At the debut screening of this film at the Human Rights Commission of Sonoma County, Giovanni and Diego spoke eloquently about the DACA law and the change it had made in Diego’s life.
As an undocumented college graduate, Adrian's work ethic has taken him very far. As he says, "my parents taught me".
A mother's story of tenacity as she battles her immigration status to overcome impossible odds and excel through education. Denia is currently the president of Latino Leaders at Sonoma State University & the Children’s School Advisory Board, she is also an active member of the Actuary Society at SSU. Denia plans to continue to make an impact in her community driven by her passion and commitment.

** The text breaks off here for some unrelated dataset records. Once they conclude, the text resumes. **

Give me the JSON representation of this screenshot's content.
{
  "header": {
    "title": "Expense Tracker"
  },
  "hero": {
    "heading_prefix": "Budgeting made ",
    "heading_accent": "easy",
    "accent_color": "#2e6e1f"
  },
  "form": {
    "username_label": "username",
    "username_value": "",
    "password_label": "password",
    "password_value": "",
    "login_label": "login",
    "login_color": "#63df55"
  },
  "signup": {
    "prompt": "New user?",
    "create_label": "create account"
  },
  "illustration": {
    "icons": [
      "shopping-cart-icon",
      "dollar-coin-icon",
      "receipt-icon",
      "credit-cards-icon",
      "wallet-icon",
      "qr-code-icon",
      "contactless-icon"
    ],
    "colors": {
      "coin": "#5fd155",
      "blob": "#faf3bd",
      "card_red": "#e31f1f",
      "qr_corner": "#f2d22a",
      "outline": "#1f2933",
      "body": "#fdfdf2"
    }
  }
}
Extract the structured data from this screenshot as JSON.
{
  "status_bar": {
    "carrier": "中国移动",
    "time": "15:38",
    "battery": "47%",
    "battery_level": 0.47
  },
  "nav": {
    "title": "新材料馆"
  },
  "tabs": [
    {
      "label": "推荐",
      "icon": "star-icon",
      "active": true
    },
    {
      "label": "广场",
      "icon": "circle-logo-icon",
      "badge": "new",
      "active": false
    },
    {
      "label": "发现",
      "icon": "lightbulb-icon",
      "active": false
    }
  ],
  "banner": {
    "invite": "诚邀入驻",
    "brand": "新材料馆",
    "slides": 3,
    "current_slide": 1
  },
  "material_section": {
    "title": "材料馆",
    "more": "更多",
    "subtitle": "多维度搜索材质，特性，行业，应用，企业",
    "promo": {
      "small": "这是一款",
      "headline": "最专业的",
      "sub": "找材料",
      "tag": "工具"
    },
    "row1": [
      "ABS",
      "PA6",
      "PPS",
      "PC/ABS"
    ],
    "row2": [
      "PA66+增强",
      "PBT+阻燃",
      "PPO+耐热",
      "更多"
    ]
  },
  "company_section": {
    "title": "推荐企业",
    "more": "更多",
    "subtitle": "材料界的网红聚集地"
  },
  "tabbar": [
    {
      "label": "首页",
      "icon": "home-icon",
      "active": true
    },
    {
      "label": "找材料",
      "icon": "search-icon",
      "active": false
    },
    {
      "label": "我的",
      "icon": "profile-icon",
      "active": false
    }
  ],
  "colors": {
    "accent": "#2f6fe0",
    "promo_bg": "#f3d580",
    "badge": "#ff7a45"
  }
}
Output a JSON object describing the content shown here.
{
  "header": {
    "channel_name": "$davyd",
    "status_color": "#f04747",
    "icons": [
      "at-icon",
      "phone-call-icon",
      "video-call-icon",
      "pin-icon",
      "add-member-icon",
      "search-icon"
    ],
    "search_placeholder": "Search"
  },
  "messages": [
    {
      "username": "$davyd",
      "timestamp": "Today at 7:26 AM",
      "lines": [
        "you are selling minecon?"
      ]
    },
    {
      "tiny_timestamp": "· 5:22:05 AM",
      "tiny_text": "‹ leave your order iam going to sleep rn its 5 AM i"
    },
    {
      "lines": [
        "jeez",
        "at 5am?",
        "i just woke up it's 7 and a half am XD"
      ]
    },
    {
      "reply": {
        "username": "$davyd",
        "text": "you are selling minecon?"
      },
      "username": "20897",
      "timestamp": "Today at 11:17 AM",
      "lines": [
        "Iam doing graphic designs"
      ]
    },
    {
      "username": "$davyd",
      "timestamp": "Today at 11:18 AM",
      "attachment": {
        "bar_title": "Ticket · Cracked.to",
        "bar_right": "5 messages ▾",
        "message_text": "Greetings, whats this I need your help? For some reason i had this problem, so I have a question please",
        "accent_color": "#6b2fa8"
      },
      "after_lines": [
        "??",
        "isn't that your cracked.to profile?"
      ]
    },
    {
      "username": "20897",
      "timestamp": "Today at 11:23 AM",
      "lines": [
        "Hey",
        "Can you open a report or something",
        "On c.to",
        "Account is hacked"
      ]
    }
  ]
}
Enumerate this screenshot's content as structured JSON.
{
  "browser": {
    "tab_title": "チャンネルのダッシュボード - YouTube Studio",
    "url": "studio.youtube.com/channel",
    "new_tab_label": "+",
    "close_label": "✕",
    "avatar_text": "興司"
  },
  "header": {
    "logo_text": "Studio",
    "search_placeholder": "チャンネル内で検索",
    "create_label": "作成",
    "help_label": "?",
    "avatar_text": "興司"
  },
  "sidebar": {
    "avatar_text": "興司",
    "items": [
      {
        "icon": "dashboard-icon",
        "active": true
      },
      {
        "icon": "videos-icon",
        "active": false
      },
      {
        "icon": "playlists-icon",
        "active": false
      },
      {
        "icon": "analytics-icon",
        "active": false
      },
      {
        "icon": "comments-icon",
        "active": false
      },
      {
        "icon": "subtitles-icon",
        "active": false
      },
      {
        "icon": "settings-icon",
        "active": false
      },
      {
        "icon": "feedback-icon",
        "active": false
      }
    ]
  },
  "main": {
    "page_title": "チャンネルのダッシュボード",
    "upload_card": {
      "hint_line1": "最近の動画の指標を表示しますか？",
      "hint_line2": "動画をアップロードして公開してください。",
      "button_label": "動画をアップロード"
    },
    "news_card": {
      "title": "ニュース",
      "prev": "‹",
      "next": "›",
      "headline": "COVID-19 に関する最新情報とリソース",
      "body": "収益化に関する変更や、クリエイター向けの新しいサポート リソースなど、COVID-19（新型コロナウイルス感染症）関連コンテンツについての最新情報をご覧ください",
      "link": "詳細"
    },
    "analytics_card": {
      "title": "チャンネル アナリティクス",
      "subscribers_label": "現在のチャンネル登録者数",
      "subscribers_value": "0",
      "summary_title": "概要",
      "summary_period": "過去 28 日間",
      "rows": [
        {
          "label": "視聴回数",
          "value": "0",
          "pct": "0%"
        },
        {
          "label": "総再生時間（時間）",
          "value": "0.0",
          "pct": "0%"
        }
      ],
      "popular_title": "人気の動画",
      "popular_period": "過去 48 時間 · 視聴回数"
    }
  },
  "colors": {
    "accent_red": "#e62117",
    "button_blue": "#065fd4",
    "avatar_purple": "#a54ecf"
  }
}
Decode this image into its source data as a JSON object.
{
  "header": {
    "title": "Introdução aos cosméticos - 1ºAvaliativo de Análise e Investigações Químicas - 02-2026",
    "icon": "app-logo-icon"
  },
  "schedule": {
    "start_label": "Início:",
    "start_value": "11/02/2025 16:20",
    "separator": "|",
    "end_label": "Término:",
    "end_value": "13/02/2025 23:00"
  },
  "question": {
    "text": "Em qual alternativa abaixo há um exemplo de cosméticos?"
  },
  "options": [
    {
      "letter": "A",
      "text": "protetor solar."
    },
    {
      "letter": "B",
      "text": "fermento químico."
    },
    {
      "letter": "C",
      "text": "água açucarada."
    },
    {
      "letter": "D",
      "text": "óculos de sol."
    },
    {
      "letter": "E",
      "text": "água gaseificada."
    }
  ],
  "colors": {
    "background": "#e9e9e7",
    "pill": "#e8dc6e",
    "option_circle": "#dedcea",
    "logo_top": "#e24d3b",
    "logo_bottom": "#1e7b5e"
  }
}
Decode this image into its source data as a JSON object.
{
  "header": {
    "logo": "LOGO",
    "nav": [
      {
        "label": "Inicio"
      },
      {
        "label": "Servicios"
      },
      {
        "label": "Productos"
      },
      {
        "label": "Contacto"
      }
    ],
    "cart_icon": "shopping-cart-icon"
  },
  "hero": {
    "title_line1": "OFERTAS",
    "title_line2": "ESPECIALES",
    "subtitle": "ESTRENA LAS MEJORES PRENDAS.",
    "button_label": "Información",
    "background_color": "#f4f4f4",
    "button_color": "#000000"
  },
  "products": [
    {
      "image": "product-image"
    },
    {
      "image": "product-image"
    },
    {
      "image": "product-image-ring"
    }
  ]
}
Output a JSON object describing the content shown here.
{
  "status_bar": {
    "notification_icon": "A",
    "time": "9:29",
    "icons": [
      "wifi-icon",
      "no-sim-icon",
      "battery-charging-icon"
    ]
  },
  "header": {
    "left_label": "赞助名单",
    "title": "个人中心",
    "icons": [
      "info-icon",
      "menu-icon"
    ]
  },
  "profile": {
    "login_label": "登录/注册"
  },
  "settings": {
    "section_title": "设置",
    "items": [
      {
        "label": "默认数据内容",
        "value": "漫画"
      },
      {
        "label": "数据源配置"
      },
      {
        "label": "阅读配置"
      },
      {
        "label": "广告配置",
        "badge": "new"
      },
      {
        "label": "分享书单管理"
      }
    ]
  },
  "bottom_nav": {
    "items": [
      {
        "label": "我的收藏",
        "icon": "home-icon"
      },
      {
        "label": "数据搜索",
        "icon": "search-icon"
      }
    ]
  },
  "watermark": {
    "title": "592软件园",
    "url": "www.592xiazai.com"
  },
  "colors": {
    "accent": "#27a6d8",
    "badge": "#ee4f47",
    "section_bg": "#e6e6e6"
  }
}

In conjunction with the Sonoma County Human Rights Commission, KRCB, and many other schools and community groups, our non-profit, all-volunteer project is telling the stories on television, in film, in the media and on line of the many thousands of young people in the North Bay who have obtained legal status from this law, known colloquially as DREAMers. The goal is to provide insight to ordinary Americans into the accomplishments of many of these DREAMers and into the lives of families who live with undocumented status here. We hope to help put a human face on the millions of undocumented young and old people living in the United States.
Among other things, we have created a website (www.My American Dreams.org) and Facebook page that already has many followers, where profiles of the DREAMers are posted and a How-to-Apply page helps young people wishing to submit new applications for status under the law. The links are below. These DREAMers profiles are also being published in the bilingual newspaper, La Voz
We are also producing short film profiles for distribution on our local public TV station, KRCB, and hopefully many other public television stations throughout California and possibly the US. The multi-media approach would allow for presentation on TV as well as in theaters, on the internet, on display in museums, public buildings, and other appropriate venues, in print media, and in book/booklet format for use in schools and other institutions. We have the participation of KRCB, the award-winning public television station based in Santa Rosa and broadcasting throughout the North Bay.
The first two films have been broadcast more than 75 times on KRCB throughout 2015 and we are releasing it to other public TV stations soon across the country in September. It has also been widely circulated on YouTube and Facebook.
Another partner in the project is the The Working Group, a 501c3 non-profit film production group with a 25 year history of producing progressive films about civil rights and community topics, including Not in Our Town and We Do the Work. Rhian Miller, a founder of The Working Group, is spearheading the effort.
So, you can see there are some exciting developments. As the election season progresses, it’s obviously important that the American public understand the importance of the DREAMers law in the lives of the 750,000+ young people who rely on it. That is what this Project is all about.
Our fourth film was released on January 12th of 2016 and tells the impressive story of local artist and community leader, Maria de Los Angeles. In conjunction with KRCB PBS TV, California Humanities Council and the Sonoma Human Rights Commission we had a special viewing party in Santa Rosa were many DACA supporters came to see the film.
Maria was present and brought along much of her artwork that was exhibited through out the event for all to see. Those in attendence were also able to her Maria's story on how DACA has changed her life.